Beware the Grapple
November 20, 2007Posted by andrew |
As one of the few people at my place of work with small children, I'm usually at the forefront of bizarre chid-related trends, especially odd child-targeted food items. Today, I was scooped by a childless co-worker who told me of the existence of the Grapple®, a thing of which I had until now been blissfully unaware. Apparently her well-meaning but ultimately misguided husband brought home a box last night, and both pronounced them inedible. What is a Grapple®, you ask (assuming you don't already know)? Apparently it's pronounced not "grapple" as in "grappling hook," but "gray-ple," as in unholy amalgam of grape and apple. Yes, it's an unassuming Washington Fuji apple injected, infused, and otherwise tainted with 100% natural Concord grape flavor. The company that produces these things has a website: www.grapplefruits.com.
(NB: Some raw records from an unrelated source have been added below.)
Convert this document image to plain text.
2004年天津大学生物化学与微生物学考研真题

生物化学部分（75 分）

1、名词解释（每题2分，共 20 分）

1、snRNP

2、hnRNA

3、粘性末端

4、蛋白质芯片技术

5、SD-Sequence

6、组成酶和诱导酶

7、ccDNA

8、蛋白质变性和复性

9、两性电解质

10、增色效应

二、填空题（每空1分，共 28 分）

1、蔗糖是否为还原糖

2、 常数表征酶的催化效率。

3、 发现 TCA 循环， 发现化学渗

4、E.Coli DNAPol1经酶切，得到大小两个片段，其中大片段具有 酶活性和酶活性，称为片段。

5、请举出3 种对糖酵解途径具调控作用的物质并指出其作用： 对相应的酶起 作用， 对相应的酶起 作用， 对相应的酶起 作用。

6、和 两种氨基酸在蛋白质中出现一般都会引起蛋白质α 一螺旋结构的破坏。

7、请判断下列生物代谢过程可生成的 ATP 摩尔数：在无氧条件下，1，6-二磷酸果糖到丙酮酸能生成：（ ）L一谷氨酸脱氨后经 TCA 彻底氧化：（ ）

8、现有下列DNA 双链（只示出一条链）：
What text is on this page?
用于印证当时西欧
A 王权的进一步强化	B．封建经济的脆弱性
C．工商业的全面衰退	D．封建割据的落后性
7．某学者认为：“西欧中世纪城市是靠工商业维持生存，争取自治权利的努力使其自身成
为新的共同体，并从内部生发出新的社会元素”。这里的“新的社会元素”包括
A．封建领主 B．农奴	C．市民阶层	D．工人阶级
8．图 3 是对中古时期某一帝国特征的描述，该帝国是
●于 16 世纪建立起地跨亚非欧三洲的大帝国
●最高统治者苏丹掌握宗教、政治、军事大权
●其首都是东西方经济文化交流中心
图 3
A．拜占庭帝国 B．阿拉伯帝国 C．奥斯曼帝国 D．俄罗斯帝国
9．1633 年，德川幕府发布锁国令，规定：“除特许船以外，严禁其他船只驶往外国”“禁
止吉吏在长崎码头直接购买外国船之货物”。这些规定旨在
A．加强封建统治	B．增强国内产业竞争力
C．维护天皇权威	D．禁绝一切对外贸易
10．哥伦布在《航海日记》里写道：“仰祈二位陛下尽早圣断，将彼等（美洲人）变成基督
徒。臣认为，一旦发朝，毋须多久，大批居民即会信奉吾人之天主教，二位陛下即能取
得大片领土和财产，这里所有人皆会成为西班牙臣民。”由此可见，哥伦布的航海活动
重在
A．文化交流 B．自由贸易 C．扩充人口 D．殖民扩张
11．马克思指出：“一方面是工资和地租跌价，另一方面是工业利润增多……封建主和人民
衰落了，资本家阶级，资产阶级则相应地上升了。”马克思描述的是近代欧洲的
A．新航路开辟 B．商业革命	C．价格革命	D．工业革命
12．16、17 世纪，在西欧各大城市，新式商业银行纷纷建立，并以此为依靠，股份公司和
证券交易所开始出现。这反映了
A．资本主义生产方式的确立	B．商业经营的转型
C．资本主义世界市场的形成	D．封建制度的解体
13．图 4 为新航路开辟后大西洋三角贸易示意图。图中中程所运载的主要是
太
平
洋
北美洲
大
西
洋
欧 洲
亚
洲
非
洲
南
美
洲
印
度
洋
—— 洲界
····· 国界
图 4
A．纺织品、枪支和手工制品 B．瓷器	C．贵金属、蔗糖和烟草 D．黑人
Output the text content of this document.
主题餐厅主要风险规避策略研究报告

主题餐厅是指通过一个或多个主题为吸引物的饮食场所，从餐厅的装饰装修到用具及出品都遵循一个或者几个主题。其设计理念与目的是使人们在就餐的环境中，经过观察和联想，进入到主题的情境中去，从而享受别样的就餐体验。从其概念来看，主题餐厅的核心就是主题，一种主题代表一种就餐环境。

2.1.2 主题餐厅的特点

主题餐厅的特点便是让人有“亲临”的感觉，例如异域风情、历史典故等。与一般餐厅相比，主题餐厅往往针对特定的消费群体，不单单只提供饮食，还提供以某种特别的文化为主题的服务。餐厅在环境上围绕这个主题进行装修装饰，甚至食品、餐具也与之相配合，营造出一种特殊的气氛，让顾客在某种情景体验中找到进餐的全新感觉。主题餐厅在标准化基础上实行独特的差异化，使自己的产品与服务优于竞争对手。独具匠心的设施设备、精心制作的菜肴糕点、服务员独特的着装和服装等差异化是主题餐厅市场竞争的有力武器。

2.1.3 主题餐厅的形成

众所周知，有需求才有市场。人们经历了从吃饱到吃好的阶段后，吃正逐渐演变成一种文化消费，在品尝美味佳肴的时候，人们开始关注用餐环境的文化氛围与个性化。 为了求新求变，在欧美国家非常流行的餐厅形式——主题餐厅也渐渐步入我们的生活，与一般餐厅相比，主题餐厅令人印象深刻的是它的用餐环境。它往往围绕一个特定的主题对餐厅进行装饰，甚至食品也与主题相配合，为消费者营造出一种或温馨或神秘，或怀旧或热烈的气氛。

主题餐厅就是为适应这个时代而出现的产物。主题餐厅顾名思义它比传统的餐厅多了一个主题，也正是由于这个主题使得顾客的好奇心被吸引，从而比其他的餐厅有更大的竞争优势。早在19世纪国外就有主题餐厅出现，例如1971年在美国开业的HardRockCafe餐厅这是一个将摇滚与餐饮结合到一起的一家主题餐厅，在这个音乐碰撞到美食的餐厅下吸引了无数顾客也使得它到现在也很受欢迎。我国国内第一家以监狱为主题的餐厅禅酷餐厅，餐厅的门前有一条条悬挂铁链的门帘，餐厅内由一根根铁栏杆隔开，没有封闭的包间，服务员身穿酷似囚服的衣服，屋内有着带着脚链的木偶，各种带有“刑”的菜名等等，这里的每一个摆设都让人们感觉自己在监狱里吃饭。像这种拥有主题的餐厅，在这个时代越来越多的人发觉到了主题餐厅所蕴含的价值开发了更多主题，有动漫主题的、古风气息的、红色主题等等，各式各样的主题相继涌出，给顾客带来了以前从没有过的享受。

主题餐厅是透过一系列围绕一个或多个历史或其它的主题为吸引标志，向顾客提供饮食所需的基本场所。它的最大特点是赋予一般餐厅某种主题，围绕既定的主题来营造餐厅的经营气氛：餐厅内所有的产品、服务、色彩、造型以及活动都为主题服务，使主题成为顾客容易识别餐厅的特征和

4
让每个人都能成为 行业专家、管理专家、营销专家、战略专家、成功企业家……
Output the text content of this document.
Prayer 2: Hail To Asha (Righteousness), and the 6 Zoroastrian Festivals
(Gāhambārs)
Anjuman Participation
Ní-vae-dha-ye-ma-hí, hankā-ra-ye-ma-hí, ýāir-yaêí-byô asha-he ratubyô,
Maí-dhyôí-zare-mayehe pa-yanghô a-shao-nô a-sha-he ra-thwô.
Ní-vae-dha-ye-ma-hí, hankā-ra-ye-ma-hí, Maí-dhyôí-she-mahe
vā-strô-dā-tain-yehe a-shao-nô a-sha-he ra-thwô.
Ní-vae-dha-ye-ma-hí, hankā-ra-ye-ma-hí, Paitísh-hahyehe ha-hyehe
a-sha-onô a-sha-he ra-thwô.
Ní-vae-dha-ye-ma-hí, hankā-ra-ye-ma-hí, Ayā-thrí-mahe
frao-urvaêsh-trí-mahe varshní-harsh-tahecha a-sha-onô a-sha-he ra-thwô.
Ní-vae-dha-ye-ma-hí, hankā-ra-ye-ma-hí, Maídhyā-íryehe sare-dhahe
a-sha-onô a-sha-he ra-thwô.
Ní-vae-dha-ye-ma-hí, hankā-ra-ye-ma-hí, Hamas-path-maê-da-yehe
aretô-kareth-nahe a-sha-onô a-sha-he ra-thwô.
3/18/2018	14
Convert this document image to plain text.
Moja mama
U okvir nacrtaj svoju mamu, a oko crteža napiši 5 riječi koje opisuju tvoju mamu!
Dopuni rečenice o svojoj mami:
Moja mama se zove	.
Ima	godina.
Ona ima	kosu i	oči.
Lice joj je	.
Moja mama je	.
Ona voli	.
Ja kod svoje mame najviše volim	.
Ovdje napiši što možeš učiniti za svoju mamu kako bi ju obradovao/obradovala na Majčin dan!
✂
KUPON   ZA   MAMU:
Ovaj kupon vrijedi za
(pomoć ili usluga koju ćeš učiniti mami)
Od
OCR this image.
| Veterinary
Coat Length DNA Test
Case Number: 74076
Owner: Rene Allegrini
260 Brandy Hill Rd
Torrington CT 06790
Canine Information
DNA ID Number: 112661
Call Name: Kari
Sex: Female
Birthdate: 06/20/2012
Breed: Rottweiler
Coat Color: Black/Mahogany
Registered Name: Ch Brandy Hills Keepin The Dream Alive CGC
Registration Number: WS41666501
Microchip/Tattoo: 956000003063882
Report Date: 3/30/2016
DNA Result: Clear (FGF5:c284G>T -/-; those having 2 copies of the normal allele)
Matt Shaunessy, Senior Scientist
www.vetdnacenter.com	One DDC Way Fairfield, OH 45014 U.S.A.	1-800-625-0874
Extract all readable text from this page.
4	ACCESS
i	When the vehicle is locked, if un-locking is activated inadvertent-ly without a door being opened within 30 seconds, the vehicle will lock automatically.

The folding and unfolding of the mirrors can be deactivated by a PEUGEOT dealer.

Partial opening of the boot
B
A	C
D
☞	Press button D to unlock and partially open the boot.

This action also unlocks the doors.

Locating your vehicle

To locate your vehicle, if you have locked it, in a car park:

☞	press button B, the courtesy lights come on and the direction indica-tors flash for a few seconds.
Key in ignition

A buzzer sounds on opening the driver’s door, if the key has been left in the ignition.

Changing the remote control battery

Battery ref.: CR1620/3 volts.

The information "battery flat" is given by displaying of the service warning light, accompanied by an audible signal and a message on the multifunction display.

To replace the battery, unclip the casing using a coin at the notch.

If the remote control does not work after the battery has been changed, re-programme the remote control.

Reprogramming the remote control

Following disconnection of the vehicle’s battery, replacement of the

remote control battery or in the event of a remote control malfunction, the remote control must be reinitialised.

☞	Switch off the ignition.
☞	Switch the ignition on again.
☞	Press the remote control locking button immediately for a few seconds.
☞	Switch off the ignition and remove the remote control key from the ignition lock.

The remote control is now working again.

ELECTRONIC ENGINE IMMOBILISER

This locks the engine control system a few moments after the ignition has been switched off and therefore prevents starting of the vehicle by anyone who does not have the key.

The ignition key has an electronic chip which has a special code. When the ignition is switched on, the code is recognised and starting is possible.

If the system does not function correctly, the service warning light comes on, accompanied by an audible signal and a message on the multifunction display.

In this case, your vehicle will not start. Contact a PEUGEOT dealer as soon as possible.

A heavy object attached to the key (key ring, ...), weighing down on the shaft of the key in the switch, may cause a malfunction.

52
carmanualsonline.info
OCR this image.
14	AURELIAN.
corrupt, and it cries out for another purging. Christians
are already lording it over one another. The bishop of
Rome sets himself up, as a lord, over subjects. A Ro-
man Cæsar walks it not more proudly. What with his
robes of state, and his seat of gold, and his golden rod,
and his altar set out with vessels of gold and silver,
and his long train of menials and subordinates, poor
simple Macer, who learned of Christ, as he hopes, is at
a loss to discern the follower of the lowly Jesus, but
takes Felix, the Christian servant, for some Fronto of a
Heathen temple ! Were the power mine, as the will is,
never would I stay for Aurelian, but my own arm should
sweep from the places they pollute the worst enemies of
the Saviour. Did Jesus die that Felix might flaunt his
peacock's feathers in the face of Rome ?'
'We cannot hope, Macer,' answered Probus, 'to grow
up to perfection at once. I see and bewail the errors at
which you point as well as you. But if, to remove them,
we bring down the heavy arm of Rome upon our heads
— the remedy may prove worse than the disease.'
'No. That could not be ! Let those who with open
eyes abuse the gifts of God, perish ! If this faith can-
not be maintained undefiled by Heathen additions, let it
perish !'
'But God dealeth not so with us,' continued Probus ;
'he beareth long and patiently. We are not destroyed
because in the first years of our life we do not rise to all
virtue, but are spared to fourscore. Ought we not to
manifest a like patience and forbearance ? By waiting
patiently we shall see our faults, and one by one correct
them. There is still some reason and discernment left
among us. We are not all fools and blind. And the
So my question is: Why? Why would an apple that tastes like a grape be any more palatable? Personally, I can think of many other kinds of fruit that would benefit by tasting like another fruit. How about tomatoes that taste like bananas? Or plums that taste like kiwi fruit? The possibilities are endless. How about apples that taste like cheese? Now that's promising.
The Grapple® website says: "With childhood obesity increasing at alarming rates, Grapple® brand apples could go a long way to improving the eating habits of children and introducing them to more produce." Huh? Why not just offer your kids apples and grapes? I suppose they could, but is flavoring one fruit like another really going to accomplish much?
Now in all fairness, I haven't actually tasted a Grapple® for myself yet. Perhaps the flavor of one is akin to angels dancing on your tastebuds... you never know.